Ayah ini Temukan Anaknya Tertusuk Pisau di Dekat Cuci Piring, Siapa sangka Ternyata Dia Sendiri Dalang Pelakunya


via: tribunnews.com

Palingseru.com – Hari Senin (13/8/2018) lalu menjadi hari buruk dan paling mengerikan bagi sebuah keluarga di Desa Sendangan, Kakas, Minahasa.

Pasalnya, di hari tersebut, putra mereka yang bernama Daud Solambela (7) tewas terbunuh.

via: tribunnews.com

Bocah malang itu ditemukan tewas dengan kondisi perut tertusuk pisau di bawah tempat piring di rumahnya.

Ayahnya, Ventje Solambela adalah orang pertama yang menemukan anaknya.

Ia langsung bergegas keluar rumah untuk meminta tolong pada tetangga.

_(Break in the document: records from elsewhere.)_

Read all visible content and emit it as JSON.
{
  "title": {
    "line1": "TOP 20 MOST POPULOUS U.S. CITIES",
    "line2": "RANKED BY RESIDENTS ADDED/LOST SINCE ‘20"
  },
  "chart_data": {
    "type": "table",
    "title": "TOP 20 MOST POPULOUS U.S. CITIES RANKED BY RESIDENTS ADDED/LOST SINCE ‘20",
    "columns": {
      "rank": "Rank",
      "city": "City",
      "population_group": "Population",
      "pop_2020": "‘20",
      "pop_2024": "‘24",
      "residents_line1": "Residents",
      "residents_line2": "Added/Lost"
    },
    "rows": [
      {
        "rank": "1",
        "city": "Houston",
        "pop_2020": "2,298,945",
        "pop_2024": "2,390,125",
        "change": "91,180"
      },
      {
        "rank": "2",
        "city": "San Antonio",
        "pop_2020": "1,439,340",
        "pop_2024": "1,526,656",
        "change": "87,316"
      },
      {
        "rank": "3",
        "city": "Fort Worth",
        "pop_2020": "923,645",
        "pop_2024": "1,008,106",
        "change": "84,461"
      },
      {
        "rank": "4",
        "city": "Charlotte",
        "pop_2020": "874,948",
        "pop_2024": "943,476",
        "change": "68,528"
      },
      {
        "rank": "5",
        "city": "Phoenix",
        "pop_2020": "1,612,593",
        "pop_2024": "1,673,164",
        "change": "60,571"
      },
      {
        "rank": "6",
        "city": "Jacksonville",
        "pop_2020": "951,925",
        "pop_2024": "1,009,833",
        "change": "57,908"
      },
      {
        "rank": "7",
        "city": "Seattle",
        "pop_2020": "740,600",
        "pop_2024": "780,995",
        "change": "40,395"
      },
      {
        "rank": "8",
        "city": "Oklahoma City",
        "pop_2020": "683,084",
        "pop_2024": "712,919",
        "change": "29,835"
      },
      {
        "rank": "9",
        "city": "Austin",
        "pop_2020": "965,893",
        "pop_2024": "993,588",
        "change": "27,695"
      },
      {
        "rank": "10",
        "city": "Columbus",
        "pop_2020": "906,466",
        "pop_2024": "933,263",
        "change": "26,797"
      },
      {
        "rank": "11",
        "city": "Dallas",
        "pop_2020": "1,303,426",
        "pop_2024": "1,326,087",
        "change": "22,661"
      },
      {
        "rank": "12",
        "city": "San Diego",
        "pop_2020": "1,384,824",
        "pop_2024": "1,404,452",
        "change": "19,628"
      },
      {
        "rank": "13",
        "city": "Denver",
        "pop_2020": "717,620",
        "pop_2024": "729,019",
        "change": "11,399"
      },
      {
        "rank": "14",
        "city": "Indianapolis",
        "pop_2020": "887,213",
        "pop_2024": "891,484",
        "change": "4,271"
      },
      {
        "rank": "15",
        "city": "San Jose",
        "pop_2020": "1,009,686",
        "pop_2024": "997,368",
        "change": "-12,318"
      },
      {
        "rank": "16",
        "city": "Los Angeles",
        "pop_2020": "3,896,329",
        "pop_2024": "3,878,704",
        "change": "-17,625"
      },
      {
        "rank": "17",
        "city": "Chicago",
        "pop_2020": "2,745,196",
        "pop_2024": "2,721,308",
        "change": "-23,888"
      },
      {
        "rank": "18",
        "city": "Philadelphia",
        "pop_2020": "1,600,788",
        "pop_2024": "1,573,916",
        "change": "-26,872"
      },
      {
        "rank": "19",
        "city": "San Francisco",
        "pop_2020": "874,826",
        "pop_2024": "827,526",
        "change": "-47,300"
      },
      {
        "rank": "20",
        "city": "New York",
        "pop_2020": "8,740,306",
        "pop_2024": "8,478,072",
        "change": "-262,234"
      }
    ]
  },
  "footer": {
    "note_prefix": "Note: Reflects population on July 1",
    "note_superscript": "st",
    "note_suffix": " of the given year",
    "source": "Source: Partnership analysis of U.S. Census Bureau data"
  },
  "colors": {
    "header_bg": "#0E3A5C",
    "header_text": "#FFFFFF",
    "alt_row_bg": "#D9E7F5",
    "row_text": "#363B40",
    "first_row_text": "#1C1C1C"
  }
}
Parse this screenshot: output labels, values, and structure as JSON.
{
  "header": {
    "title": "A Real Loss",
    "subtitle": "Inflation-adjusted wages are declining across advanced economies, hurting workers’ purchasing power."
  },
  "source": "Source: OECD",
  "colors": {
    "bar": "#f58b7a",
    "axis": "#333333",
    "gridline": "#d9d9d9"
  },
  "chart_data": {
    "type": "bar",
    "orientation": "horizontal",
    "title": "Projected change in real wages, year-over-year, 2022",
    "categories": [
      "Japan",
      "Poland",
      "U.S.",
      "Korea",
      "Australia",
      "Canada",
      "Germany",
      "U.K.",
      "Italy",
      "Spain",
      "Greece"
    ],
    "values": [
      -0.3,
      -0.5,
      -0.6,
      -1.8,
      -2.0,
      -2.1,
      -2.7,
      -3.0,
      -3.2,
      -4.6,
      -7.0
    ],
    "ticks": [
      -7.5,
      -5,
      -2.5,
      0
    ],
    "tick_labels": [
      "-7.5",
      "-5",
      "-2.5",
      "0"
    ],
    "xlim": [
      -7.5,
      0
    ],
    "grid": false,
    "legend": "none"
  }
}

“Saat itu saya pulang dari ibadah duka, mau lanjut ibadah kaum bapa, jadi saya pulang, tampak pintu terbuka sedikit, saya berjalan menuju ke belakang dan tampaklah anak saya sudah tergeletak dengan tubuh berdarah,” terang Ventje.

Ventje mengaku bahwa saat itu putranya hanya sendiri di rumah. Istrinya sedang berada di kaum ibu, sementara kakaknya tengah berlatih Paskibraka menjelang Hari Kemerdekaan Indonesia.

Ventje meyakini bahwa putranya tewas dibunuh perampok yang masuk ke rumahnya. Ia juga mengaku kehilangan uang sebanyak Rp 200 ribu di rumah.

Ia dan istrinya meminta agar pelaku segera ditangkap.

Atas berbagai kejanggalan tersebut, akhirnya dilakukan autopsi.

“Berdasarkan fakta penyidikan dan ditemukan alat bukti berupa hasil visum dan keterangan saksi dan pengakuan pelaku. Kami dari kepolisian Polres Minahasa menetapkan satu tersnagka dengan nama Ventje Sontje Solambela alias Camsu,” ungkap Kapolres Minahasa, AKBP Christ Pusung.

Ya, ternyata pelaku sesungguhnya adalah ayah korban sendiri, yakni Ventje.

Ia sengaja membuat alibi agar dirinya terbebas dari jeratan hukum. Namun seperti kata pepatah, bahwa sepandai-pandainya menyimpan bangkai pasti tercium juga. Dia lalu ditangkap polisi.

via: tribunnews.com

Kepada polisi, pelaku mengaku bahwa dirinya saat itu tersulut emosi karena korban pulang bermain sudah sore hari.

“Jamsu (Ventje) langsung mendorong anaknya dengan tangan kiri, sehingga terlempar, jatuh dan terbentur di tembok,” kata Kapolres.

Pelaku kemudian mengambil pisau di atas meja lalu mengangkat kaus korban dan menusuk perutnya sebanyak dua kali.

“Membiarkan pisau tertancap di perut, kemudian tersangka menggendong anaknya keluar rumah sambil berteriak minta tolong,” lanjut Kapolres.

“Dia melakukan penusukan untuk melakukan alibi baru. Bahwa anak ini mati dibunuh pelaku pencurian.”

Kini, Ventje pun harus mempertanggungjawabkan perbuatannya. Ia dijerat Pasal 80 ayat 3 dan 4, Undang-Undang Nomor 35 Tahun 2014 tentang Perubahan Atas Undang-Undang Nomor 23 Tahun 2002 tentang Perlindungan Anak.

“Ancaman pidana paling lama 15 tahun dan denda Rp 3 miliar ditambah 1/3 bila dilakukan,” tutup Christ Pusung. Demikian mengutip TribunJatim.com, Jumat (17/8).